Inferring the Energetics of CO 2 -Aniline Adduct Formation from Vibrational Spectroscopy.

Control of atmospheric CO 2 is an important contemporary scientific and engineering challenge. Toward this goal, the reaction of CO 2 with amines to form carbamate bonds is an established method for CO 2 capture. However, controllable reversal of this reaction remains difficult and requires tuning the energetics of the carbamate bond. Through IR spectroscopy, we show that a characteristic frequency observed upon carbamate formation varies as a function of the substituent's Hammett parameter for a family of para -substituted anilines.

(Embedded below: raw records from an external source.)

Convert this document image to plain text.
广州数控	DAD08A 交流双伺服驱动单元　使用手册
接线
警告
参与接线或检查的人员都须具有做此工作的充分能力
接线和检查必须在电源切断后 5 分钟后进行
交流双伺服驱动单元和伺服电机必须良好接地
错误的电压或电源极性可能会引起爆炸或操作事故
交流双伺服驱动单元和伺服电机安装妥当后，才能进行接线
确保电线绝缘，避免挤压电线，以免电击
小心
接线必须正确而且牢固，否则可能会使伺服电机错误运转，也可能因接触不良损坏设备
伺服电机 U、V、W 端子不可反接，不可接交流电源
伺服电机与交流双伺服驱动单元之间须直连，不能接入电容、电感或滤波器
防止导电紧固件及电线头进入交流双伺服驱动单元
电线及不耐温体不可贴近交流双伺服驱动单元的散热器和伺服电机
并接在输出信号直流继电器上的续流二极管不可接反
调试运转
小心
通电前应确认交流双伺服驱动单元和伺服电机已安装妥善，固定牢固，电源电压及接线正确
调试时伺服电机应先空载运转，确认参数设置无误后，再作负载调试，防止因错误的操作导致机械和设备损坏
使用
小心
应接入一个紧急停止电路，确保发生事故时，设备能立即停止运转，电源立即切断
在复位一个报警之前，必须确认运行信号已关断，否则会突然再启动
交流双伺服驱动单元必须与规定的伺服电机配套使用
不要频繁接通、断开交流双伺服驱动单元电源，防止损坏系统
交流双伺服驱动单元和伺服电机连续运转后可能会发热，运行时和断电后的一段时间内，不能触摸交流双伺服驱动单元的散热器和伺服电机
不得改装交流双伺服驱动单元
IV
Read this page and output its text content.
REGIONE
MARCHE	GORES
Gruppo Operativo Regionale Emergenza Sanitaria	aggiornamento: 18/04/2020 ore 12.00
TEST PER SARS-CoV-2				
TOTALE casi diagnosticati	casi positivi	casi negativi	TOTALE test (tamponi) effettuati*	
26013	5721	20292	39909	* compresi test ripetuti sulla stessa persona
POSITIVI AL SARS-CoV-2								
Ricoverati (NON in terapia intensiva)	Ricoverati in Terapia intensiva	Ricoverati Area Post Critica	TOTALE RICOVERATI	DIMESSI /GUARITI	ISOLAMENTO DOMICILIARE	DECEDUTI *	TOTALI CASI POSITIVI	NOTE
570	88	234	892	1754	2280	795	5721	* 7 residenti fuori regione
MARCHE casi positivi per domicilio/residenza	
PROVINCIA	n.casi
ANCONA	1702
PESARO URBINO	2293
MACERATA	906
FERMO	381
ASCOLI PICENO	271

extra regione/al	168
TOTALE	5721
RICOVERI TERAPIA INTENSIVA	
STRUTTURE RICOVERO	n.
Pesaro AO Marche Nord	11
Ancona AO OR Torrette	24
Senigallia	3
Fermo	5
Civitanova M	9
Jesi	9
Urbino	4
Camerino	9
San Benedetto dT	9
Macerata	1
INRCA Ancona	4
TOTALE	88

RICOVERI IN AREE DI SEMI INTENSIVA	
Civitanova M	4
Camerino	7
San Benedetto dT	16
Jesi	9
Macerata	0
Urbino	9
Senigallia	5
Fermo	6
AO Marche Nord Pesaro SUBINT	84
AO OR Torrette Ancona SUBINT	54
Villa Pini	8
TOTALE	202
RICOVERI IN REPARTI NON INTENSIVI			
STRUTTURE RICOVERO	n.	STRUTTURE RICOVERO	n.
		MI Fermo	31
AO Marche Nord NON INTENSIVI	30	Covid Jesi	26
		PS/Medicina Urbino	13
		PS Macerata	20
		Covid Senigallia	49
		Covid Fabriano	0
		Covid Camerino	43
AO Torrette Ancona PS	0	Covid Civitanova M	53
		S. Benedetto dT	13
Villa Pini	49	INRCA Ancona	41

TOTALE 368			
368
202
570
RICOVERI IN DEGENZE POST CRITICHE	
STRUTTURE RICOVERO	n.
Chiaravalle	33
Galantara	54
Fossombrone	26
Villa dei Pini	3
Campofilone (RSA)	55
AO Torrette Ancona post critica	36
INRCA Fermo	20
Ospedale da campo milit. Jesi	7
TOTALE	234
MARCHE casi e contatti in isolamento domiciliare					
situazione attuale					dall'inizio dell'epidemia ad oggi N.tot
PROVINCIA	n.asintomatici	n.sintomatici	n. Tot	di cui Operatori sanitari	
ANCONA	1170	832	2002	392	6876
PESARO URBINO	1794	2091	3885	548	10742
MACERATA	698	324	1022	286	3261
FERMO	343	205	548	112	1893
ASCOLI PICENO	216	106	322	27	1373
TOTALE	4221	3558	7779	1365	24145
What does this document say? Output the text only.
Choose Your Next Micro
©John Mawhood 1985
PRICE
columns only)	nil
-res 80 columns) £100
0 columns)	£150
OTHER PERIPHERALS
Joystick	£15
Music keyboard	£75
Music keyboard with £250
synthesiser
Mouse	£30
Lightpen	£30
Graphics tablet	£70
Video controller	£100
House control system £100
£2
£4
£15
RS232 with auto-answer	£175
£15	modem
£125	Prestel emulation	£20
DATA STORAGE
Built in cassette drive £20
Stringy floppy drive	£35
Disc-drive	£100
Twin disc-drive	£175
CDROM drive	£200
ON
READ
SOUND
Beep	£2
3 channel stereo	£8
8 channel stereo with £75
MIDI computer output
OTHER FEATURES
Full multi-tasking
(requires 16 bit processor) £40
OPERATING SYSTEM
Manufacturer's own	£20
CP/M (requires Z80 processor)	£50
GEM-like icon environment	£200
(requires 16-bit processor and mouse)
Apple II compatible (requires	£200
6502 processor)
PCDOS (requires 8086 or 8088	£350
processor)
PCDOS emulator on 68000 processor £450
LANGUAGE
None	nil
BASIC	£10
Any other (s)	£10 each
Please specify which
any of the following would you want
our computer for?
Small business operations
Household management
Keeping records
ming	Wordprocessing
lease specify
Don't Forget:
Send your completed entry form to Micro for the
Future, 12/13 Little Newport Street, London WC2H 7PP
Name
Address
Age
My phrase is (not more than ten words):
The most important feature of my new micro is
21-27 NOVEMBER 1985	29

We present computational evidence that the vibrational frequency of the adducted CO 2 serves as a predictor of the energy of formation of the carbamate. Electron donating groups typically enhance the driving force of carbamate formation by transferring more charge to the adducted CO 2 and thus increasing the occupancy of the antibonding orbital in the carbon-oxygen bonds. Increased occupancy of the antibonding orbital within adducted CO 2 indicates a weaker bond, leading to a red-shift in the characteristic carbamate frequency. Our work serves the large field of CO 2 capture research where spectroscopic observables, such as IR frequencies, are more easily obtainable and can stand in as a descriptor of driving forces.